By 1942, Humbles was living in Balham, London and still working as a cycle frame fitter. On 30 July 1942 at South Western Police Court in Balham, Humbles admitted stealing a racing bicycle worth £10 belonging to his employers, Claud Butler of Clapham High Street and also stealing tools worth £15 belonging to his employer. Humbles served in the 56th London Battalion of the Home Guard between August and November 1942. He also enlisted in the Territorial Army on 1 October 1942, spending time in the Fulwood Wing of the Military Hospital in Preston, Lancashire between March and April 1943, followed by a posting to North Africa between 15 May 1943 and 9 August 1946. He was demobilized on 12 November 1946, but remained a Class Z Reservist until 10 February 1954. He was fully discharged as a reservist upon reaching the age of 45 on 9 May 1954.

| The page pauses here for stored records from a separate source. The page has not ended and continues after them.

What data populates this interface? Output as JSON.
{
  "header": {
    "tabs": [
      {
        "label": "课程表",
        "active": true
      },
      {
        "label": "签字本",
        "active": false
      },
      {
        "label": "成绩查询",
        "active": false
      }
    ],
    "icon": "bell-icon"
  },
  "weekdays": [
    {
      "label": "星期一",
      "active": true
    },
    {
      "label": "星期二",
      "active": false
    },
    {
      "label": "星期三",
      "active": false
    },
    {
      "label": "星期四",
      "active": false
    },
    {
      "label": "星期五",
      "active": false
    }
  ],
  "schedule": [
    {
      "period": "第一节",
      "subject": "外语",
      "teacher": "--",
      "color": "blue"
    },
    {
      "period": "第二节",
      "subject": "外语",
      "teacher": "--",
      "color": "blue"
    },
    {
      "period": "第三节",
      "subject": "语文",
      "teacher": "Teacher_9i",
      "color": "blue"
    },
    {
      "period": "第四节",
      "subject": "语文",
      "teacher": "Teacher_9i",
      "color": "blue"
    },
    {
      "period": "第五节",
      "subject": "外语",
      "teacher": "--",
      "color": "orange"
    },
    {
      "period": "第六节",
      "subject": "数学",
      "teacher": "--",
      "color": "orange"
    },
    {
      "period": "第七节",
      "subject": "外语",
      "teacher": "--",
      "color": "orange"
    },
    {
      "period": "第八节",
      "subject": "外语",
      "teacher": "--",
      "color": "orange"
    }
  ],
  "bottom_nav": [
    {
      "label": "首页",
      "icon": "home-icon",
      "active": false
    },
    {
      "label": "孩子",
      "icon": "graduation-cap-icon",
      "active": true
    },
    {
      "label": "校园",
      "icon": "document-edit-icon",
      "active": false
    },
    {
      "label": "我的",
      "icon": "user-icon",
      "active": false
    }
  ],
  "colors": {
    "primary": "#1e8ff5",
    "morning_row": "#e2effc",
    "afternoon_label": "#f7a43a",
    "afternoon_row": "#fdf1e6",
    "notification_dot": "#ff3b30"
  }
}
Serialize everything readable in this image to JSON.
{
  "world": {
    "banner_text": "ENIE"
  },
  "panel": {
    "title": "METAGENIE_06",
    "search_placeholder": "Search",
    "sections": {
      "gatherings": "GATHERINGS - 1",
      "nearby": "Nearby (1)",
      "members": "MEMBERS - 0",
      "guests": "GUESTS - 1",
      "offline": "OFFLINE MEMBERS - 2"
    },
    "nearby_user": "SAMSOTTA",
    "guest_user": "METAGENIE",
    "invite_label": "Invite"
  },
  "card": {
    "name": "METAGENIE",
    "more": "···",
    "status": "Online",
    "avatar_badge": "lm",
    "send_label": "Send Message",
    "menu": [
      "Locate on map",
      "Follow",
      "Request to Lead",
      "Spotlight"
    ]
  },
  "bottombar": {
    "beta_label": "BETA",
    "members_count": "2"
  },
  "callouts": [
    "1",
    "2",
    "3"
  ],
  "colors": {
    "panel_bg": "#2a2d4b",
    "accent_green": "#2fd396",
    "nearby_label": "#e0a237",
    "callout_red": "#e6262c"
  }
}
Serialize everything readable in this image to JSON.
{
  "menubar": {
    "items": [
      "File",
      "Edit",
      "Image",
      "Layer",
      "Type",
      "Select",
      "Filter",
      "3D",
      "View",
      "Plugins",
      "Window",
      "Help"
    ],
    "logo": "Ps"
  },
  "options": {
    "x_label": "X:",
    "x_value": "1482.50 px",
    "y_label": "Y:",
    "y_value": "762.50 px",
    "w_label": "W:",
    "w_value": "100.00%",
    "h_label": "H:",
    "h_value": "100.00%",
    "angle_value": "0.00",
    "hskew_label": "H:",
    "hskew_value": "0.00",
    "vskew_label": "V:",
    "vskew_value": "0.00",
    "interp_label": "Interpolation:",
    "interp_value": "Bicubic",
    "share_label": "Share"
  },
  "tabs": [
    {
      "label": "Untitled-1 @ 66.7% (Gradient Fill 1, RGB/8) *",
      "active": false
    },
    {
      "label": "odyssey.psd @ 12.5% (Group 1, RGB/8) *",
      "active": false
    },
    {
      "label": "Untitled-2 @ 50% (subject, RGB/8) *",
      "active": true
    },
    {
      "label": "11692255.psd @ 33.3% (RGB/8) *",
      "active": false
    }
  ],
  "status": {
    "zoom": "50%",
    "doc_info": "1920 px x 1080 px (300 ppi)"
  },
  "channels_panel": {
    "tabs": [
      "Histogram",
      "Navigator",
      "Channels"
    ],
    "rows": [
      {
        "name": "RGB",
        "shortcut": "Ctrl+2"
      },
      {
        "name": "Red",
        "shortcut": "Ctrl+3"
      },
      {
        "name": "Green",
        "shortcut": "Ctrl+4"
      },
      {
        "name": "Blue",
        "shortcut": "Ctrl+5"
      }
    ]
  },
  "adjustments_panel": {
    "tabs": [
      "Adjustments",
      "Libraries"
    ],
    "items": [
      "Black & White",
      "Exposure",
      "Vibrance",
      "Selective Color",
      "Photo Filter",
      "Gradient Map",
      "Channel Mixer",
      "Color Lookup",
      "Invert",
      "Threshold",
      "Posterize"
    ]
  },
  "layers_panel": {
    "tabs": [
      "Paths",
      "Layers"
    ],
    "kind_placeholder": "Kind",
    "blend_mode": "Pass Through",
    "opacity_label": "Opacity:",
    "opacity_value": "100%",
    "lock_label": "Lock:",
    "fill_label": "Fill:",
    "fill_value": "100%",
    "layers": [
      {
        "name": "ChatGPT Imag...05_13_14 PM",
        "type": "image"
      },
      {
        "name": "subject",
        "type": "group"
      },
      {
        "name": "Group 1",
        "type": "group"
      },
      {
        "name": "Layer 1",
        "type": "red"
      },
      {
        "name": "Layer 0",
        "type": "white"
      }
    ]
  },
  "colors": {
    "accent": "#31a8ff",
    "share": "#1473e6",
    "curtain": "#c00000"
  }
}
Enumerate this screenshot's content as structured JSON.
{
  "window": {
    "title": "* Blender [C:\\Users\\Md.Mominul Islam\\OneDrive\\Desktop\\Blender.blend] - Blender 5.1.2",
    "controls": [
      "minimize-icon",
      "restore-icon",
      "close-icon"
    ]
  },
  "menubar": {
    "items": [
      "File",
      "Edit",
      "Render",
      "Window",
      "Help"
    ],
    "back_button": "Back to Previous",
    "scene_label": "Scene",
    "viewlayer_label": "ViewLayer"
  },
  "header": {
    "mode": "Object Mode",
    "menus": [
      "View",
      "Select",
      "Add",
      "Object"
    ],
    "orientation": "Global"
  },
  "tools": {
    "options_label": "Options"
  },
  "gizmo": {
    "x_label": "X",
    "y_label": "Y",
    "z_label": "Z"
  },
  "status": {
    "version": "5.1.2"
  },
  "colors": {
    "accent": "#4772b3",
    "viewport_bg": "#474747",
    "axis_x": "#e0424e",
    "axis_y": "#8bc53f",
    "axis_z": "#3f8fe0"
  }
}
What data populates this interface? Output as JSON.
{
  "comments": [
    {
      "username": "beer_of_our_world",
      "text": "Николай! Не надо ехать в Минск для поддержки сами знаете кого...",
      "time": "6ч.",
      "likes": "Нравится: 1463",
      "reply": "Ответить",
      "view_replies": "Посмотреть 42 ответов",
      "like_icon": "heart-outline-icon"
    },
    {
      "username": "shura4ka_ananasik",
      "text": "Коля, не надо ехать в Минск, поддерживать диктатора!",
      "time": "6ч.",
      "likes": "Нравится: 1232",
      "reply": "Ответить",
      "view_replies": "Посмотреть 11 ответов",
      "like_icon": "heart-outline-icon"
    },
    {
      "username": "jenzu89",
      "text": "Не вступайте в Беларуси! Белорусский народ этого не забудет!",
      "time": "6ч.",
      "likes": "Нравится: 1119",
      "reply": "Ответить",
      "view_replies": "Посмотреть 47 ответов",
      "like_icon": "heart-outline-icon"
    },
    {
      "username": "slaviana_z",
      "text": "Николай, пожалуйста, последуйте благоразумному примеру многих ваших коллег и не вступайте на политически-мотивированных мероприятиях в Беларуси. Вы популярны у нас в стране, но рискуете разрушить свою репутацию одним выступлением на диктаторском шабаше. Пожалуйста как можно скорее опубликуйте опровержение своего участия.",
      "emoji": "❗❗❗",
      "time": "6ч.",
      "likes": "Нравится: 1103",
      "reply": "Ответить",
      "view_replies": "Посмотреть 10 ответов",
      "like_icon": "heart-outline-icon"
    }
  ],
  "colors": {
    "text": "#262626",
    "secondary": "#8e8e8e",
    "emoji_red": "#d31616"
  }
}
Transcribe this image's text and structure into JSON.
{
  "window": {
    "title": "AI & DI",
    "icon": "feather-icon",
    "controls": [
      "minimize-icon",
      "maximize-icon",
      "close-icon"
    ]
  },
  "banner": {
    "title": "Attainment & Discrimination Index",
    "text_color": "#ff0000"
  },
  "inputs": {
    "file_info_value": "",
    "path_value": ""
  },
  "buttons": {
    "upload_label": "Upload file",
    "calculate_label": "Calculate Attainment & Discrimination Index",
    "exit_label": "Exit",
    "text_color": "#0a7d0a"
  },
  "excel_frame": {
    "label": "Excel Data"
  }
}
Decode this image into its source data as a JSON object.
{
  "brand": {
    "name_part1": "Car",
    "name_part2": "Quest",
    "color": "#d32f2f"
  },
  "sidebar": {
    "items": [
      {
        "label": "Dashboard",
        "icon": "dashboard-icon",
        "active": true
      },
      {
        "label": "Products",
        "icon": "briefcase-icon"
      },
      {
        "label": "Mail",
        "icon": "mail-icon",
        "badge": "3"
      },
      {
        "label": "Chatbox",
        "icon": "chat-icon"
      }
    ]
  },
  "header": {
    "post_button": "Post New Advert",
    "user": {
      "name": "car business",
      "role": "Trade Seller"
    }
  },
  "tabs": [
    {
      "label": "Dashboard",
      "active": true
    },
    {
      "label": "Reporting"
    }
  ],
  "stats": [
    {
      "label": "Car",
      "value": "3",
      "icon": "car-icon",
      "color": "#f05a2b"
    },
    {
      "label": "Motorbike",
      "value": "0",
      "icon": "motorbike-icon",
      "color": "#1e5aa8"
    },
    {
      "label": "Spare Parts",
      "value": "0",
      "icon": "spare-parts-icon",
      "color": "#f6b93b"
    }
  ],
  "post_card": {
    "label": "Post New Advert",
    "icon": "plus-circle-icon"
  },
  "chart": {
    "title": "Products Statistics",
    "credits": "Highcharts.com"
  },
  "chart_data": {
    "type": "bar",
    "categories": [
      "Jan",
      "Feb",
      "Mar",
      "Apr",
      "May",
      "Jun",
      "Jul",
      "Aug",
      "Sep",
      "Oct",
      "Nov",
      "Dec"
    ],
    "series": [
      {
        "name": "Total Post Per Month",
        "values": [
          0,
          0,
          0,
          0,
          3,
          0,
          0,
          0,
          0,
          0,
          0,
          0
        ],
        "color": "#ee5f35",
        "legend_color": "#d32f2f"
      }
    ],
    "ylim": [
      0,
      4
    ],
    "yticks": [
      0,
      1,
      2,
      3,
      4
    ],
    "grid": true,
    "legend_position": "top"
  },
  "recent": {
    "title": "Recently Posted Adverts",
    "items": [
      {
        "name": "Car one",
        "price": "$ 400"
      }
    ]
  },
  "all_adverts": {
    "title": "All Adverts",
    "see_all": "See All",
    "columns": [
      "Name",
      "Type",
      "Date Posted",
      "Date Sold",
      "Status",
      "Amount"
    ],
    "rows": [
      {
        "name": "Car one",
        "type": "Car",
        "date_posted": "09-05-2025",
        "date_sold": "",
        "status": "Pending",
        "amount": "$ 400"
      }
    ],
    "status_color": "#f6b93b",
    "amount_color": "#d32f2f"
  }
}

Already living apart by 1946, his marriage to Zota Scarr had ended in divorce before October 1952. On 17 Jun 1949, he changed his name by deed poll to Alan Alain Holt. By 1950, he was living in High Wycombe, Buckinghamshire, working as a painter and decorator. On 13 March 1954 at High Wycombe Register Office, he married divorcée Pamela Margaret Warren (née Sutton, later Naish) (born 19 July 1926, died 17 October 1978). By 1956 they were living apart and their marriage had ended in divorce by 1973. He continued living in High Wycombe until at least 1966. By 1977, he was living in Wood Green, London with his eldest brother, William Henry James Humbles (1903-1977). He died on 3 July 1997 in Tottenham Hale, London. His estate is included in the list of unclaimed estates maintained by the Treasury Solicitor as bona vacantia.